Context pruning. Remove irrelevant conversation history before sending to the model.
Semantic caching. Cache responses for semantically similar queries to avoid LLM calls entirely.
Model routing. Send simple queries to smaller, faster models. Reserve large models for complex tasks.

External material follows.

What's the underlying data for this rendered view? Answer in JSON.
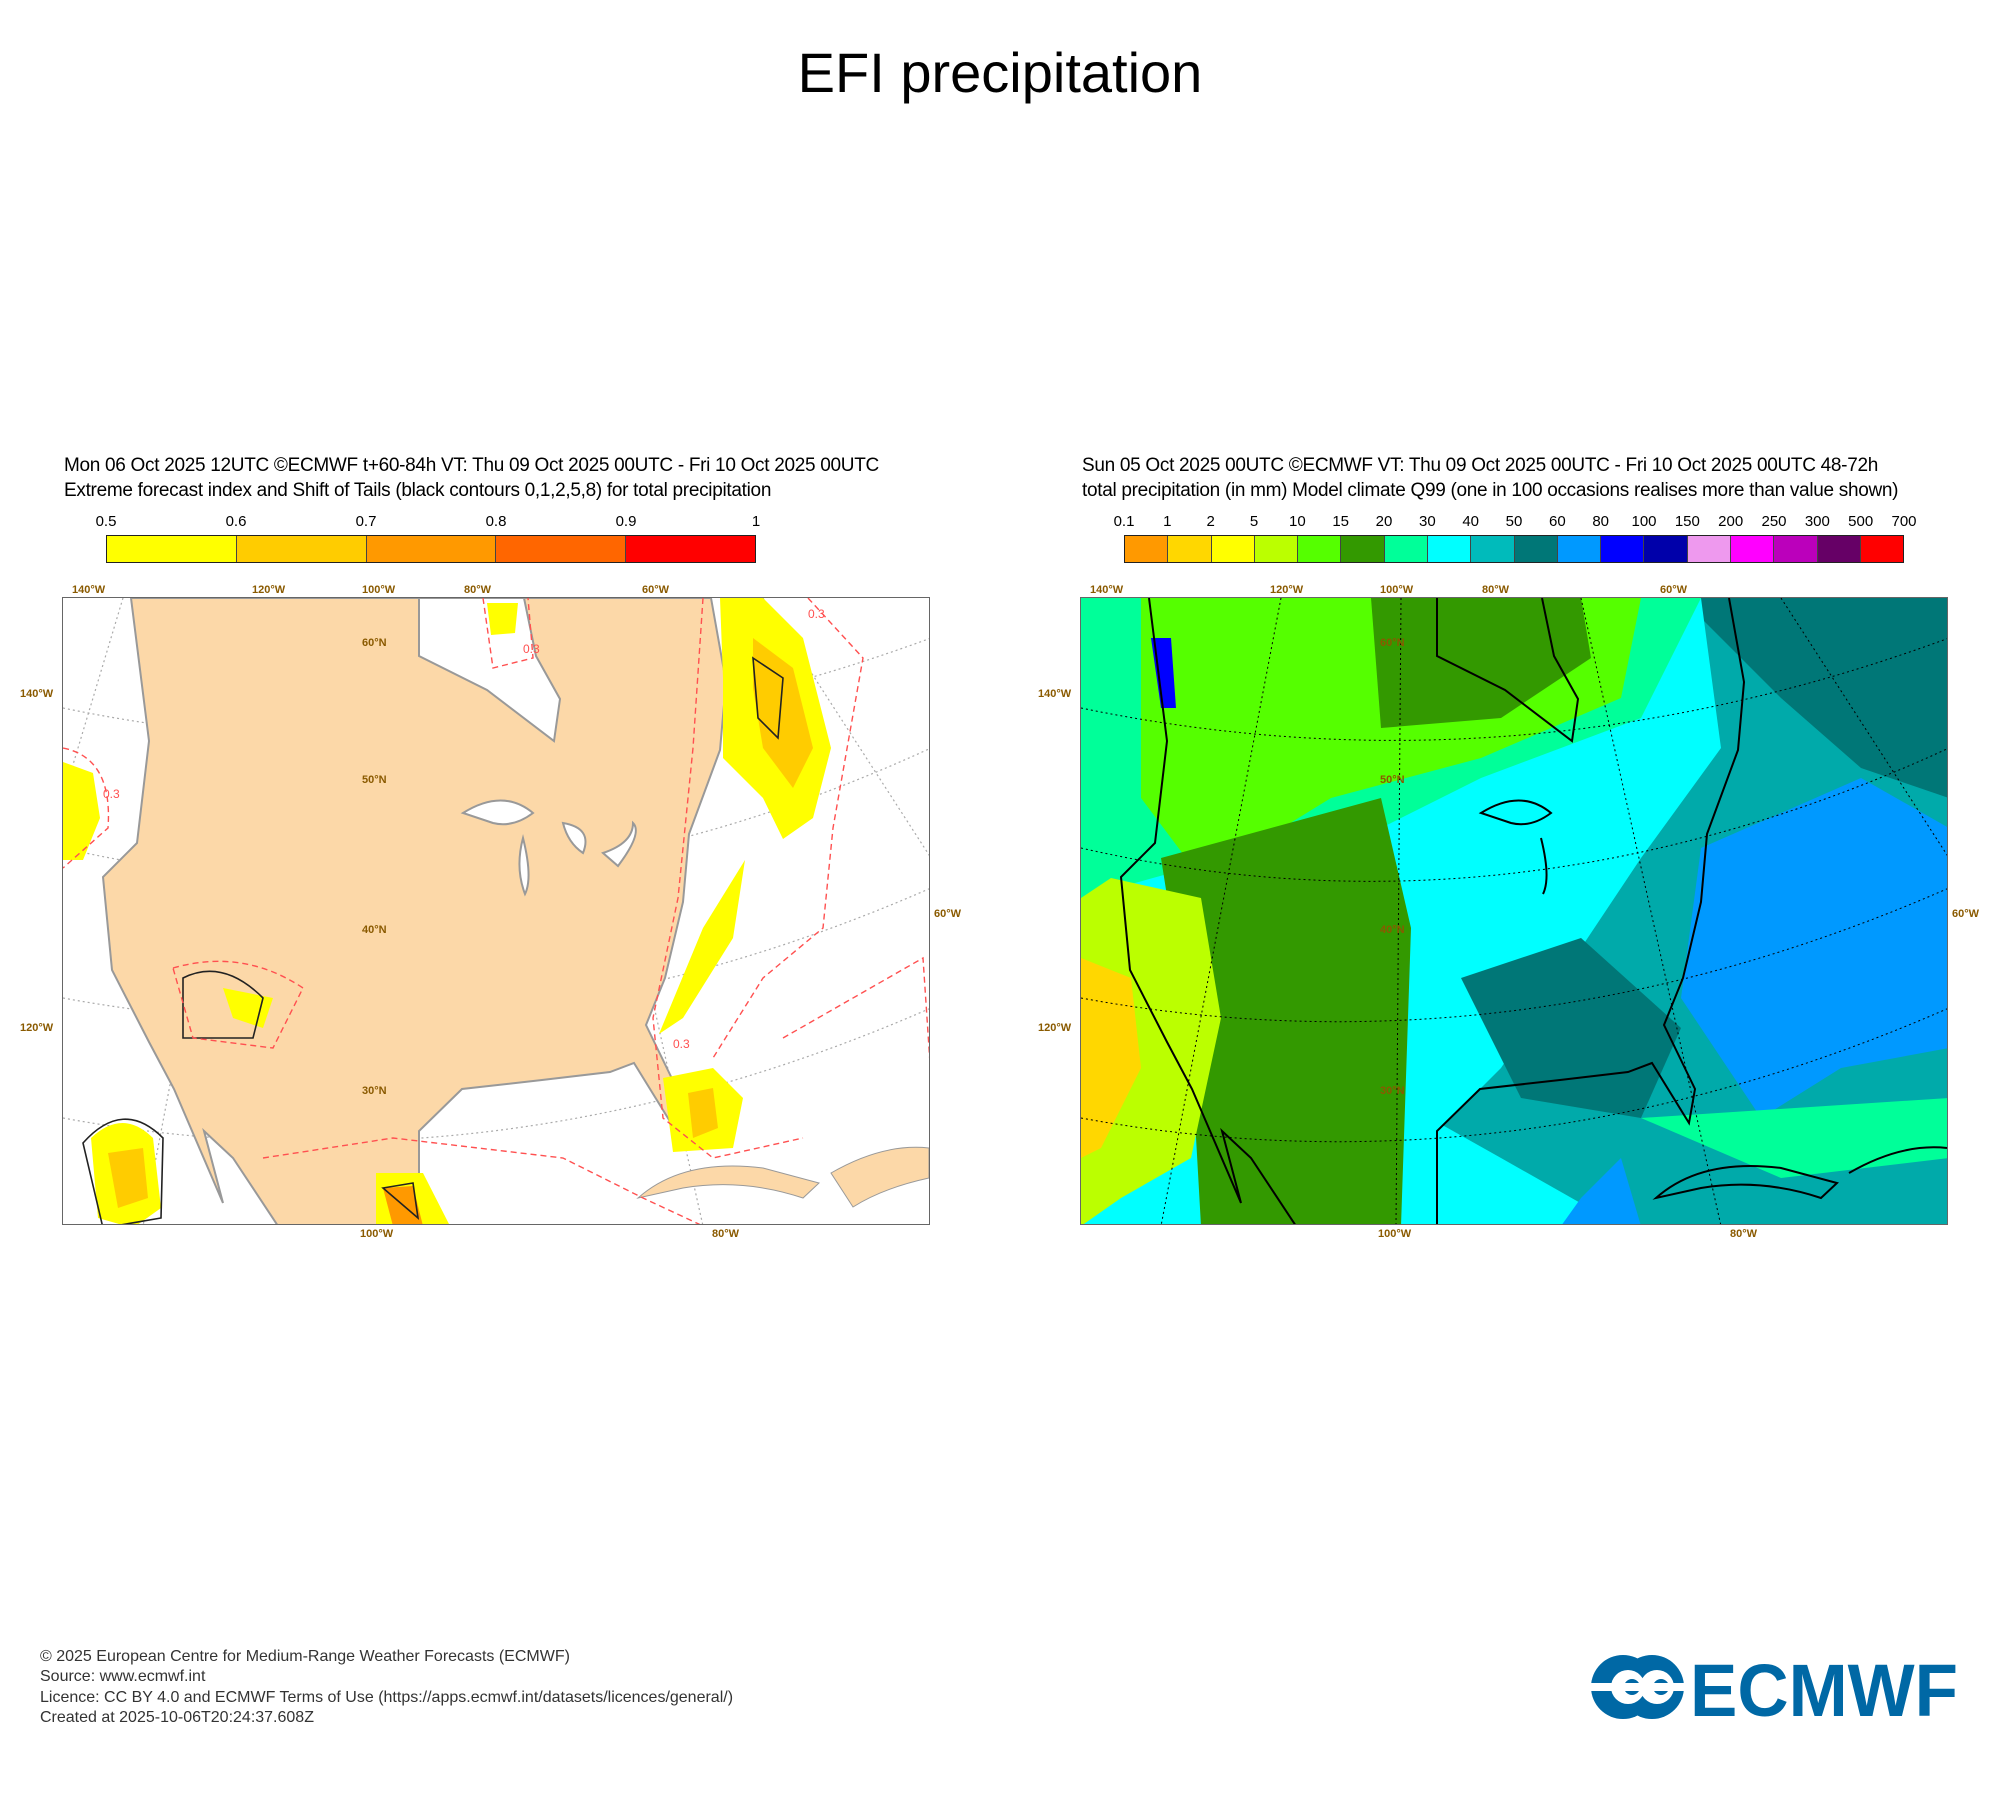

Setting SLOs for LLM Features

LLM SLOs should be defined separately from traditional API SLOs:

# llm-slo-definition.yaml
service: ai-chatbot
llm_slos:
  - name: streaming_responsiveness
    metric: time_to_first_token
    target: p95 < 2000ms
    window: 7d

  - name: generation_throughput
    metric: tokens_per_second
    target: avg > 40 tok/s
    window: 7d

  - name: completion_time
    metric: total_generation_time
    target: p95 < 10000ms
    window: 7d

  - name: availability
    metric: successful_requests / total_requests
    target: 99.5%
    window: 30d
    # Note: lower than typical API SLOs because LLM providers
    # have higher baseline error rates

  - name: rate_limit_headroom
    metric: requests_used / rate_limit
    target: peak < 80%
    window: 1d
    alert_at: 70%

Benchmarking Across Providers

When evaluating LLM providers, run standardized benchmarks:

# llm_benchmark.py
BENCHMARK_PROMPTS = [
    {"name": "short_qa", "prompt": "What is 2+2?", "expected_tokens": 10},
    {"name": "medium_summary", "prompt": "Summarize the key differences between REST and GraphQL in 3 sentences.", "expected_tokens": 80},
    {"name": "long_generation", "prompt": "Write a Python function that implements binary search with detailed docstring.", "expected_tokens": 200},
]

def benchmark_provider(client, model: str, runs: int = 10) -> dict:
    """Benchmark a provider/model combination."""
    results = {}
    for prompt_config in BENCHMARK_PROMPTS:
        metrics = []
        for _ in range(runs):
            m = measure_streaming(client, prompt_config["prompt"], model)
            metrics.append(m)

        results[prompt_config["name"]] = {
            "ttft_p50": sorted([m.ttft_ms for m in metrics])[len(metrics)//2],
            "ttft_p95": sorted([m.ttft_ms for m in metrics])[int(len(metrics)*0.95)],
            "tps_avg": sum(m.tokens_per_second for m in metrics) / len(metrics),
            "total_p50": sorted([m.total_generation_ms for m in metrics])[len(metrics)//2],
        }
    return results

This data informs provider selection, fallback prioritization, and SLO calibration. Run benchmarks weekly to track provider performance trends.